Once cleaned, it is important for data files to be built around a scaffold. This is called the codebook and should be created in advance of data entry. The codebook contains all the needed information about every piece of data. This includes the name for each variable, variable characteristics such as whether the data is a number or a word, data parameters (for example the maximum and minimum ages of children in a particular grade), what codes should be used for missing data and so on. Without a codebook, data entry will be chaotic and the likelihood of error will increase.
It is important that data entry operators and data analysts are provided with the codebook and training on all of the variables they will be handling.At this stage data is often transferred from a spreadsheet such as Excel into a more sophisticated software such as SPSS orSAS. One of the advantages of doing so is the use of syntax, and the ability to record exactly what syntax was used in each process, can help in the identification of errors at a later date. If syntax is not available, detailed records about how data was altered and what changes this caused need to be kept.
To find out more about data management, move to #Advanced.
“You should look at this section if you have a good understanding of data management and would like to extend your knowledge.”
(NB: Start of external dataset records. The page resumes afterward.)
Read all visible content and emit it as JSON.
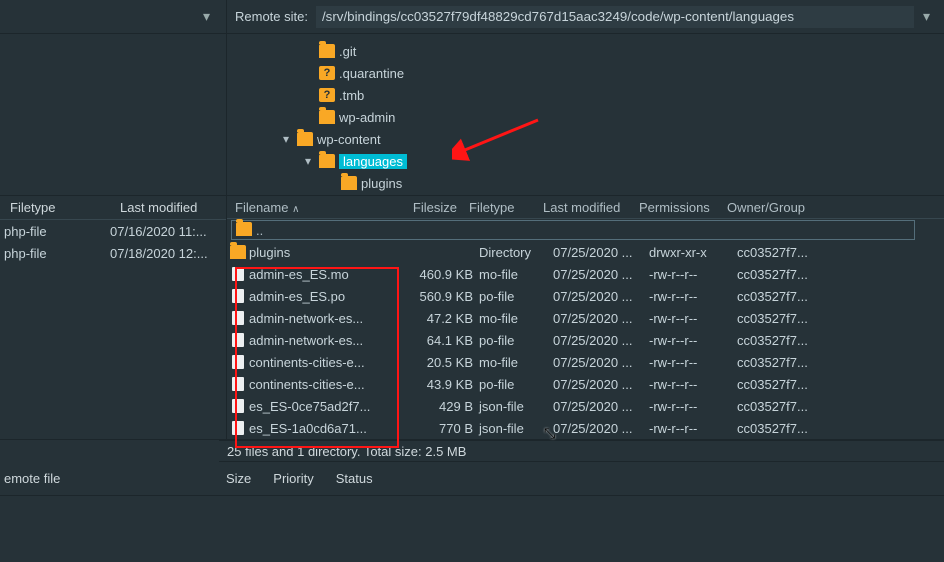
{
  "remote_site_label": "Remote site:",
  "remote_path": "/srv/bindings/cc03527f79df48829cd767d15aac3249/code/wp-content/languages",
  "tree": [
    {
      "icon": "folder",
      "label": ".git",
      "indent": 3
    },
    {
      "icon": "q",
      "label": ".quarantine",
      "indent": 3
    },
    {
      "icon": "q",
      "label": ".tmb",
      "indent": 3
    },
    {
      "icon": "folder",
      "label": "wp-admin",
      "indent": 3
    },
    {
      "icon": "folder",
      "label": "wp-content",
      "indent": 2,
      "expander": "▾"
    },
    {
      "icon": "folder",
      "label": "languages",
      "indent": 3,
      "expander": "▾",
      "highlighted": true
    },
    {
      "icon": "folder",
      "label": "plugins",
      "indent": 4
    }
  ],
  "left_headers": {
    "filetype": "Filetype",
    "modified": "Last modified"
  },
  "left_rows": [
    {
      "filetype": "php-file",
      "modified": "07/16/2020 11:..."
    },
    {
      "filetype": "php-file",
      "modified": "07/18/2020 12:..."
    }
  ],
  "right_headers": {
    "filename": "Filename",
    "filesize": "Filesize",
    "filetype": "Filetype",
    "modified": "Last modified",
    "permissions": "Permissions",
    "owner": "Owner/Group"
  },
  "updir_label": "..",
  "right_rows": [
    {
      "icon": "folder",
      "name": "plugins",
      "size": "",
      "type": "Directory",
      "mod": "07/25/2020 ...",
      "perm": "drwxr-xr-x",
      "own": "cc03527f7..."
    },
    {
      "icon": "file",
      "name": "admin-es_ES.mo",
      "size": "460.9 KB",
      "type": "mo-file",
      "mod": "07/25/2020 ...",
      "perm": "-rw-r--r--",
      "own": "cc03527f7..."
    },
    {
      "icon": "file",
      "name": "admin-es_ES.po",
      "size": "560.9 KB",
      "type": "po-file",
      "mod": "07/25/2020 ...",
      "perm": "-rw-r--r--",
      "own": "cc03527f7..."
    },
    {
      "icon": "file",
      "name": "admin-network-es...",
      "size": "47.2 KB",
      "type": "mo-file",
      "mod": "07/25/2020 ...",
      "perm": "-rw-r--r--",
      "own": "cc03527f7..."
    },
    {
      "icon": "file",
      "name": "admin-network-es...",
      "size": "64.1 KB",
      "type": "po-file",
      "mod": "07/25/2020 ...",
      "perm": "-rw-r--r--",
      "own": "cc03527f7..."
    },
    {
      "icon": "file",
      "name": "continents-cities-e...",
      "size": "20.5 KB",
      "type": "mo-file",
      "mod": "07/25/2020 ...",
      "perm": "-rw-r--r--",
      "own": "cc03527f7..."
    },
    {
      "icon": "file",
      "name": "continents-cities-e...",
      "size": "43.9 KB",
      "type": "po-file",
      "mod": "07/25/2020 ...",
      "perm": "-rw-r--r--",
      "own": "cc03527f7..."
    },
    {
      "icon": "file",
      "name": "es_ES-0ce75ad2f7...",
      "size": "429 B",
      "type": "json-file",
      "mod": "07/25/2020 ...",
      "perm": "-rw-r--r--",
      "own": "cc03527f7..."
    },
    {
      "icon": "file",
      "name": "es_ES-1a0cd6a71...",
      "size": "770 B",
      "type": "json-file",
      "mod": "07/25/2020 ...",
      "perm": "-rw-r--r--",
      "own": "cc03527f7..."
    }
  ],
  "status_summary": "25 files and 1 directory. Total size: 2.5 MB",
  "queue_headers": {
    "remote": "emote file",
    "size": "Size",
    "priority": "Priority",
    "status": "Status"
  }
}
Data management is often overlooked in the rush to produce results from assessment programmes but in fact it plays a critical role in ensuring that reports are able to provide an accurate picture of student performance. Experienced data analysts often say that ‘everything that can go wrong, will go wrong’ in data management processes. This means predicting problems, setting up clear protocols to avoid them, adequately training staff in their functions, ensuring that every step in the process is recorded in detail and quality assuring everything.
A critical phase in data analysis is theprocess and it is essential that this is not skipped or done superficially. Generally, data cleaning is considered as incorporating a detailed review of accuracy, consistency, completeness, uniformity and validity. It is important to note that data cleaning is not only a technical process. Instead, it also involves value judgement s, for example about when to remove data that cannot be validated and appears to be flawed, often as a result of possible cheating.
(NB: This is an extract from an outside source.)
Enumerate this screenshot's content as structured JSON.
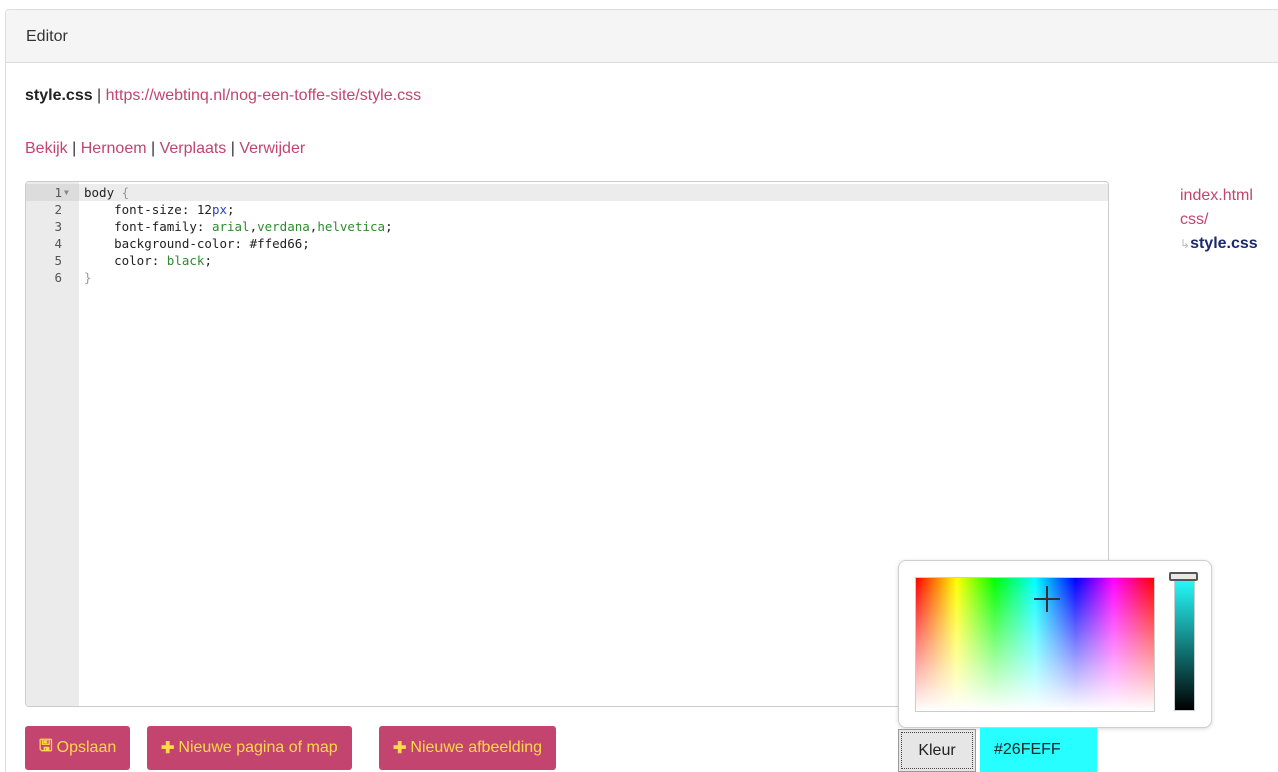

Data management can be a highly complex process as the illustration below–which shows the data management model used in PISA–illustrates.
PISA Technical Report, https://www.oecd.org/pisa/sitedocument/PISA-2015-Technical-Report-Chapter-10-Data-Management-Procedures.pdf
Key components include:
- rigorous, robust, multi-stage and consistently followed data cleaning processes;
- the development of a codebook to identify exactly how raw data collected from assessment instruments is structured into a data file;
- data transfer protocols to identify the source, contents, manipulation and access of data;
- data security, in which every step in the data collection, entry and transfer process is documented and monitored;
- the training and actions of all those involved at any step of the data handling process, as well as the quality assurance of their work; and
- the software that is used, for data entry, data management and data cleaning.
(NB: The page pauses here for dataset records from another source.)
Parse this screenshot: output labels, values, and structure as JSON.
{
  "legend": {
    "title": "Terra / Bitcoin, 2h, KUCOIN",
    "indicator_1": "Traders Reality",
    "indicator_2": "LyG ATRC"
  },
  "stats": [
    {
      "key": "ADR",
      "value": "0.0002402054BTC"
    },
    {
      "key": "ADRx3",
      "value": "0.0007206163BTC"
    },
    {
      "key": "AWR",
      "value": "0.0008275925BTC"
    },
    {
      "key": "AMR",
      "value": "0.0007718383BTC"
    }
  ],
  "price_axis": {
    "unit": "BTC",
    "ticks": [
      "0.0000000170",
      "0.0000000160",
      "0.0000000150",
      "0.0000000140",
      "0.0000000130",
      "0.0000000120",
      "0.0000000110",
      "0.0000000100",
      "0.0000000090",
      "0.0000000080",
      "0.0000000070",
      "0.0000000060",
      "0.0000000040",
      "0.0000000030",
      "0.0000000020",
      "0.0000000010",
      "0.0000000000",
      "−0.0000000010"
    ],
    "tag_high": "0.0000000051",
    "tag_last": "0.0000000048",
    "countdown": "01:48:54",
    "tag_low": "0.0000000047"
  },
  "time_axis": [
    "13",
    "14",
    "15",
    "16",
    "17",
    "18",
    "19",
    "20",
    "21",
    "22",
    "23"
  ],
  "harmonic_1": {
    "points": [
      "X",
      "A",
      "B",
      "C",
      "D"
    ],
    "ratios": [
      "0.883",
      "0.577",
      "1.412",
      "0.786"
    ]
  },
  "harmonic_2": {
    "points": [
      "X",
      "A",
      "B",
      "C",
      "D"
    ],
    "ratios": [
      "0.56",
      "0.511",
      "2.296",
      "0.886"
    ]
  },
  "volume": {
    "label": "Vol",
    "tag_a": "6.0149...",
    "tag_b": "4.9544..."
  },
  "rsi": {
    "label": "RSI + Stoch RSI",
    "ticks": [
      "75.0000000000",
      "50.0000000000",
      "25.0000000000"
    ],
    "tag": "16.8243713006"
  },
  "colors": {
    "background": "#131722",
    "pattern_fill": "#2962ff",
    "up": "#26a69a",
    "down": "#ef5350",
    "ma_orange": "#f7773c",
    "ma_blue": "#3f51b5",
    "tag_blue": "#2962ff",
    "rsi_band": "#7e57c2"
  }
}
It is important to note the phrase ‘rubbish in, rubbish out’. Data analysis can only produce insights based on the data that is fed into software. Unless there has been a robust process for entering, cleaning and managing data that is clearly documented, any results derived from an assessment should be regarded with a high degree of caution. At best, results maybe somewhat misleading, at worst they may paint a completely inaccurate picture of student performance, hence undermining the purpose of doing assessment in the first place.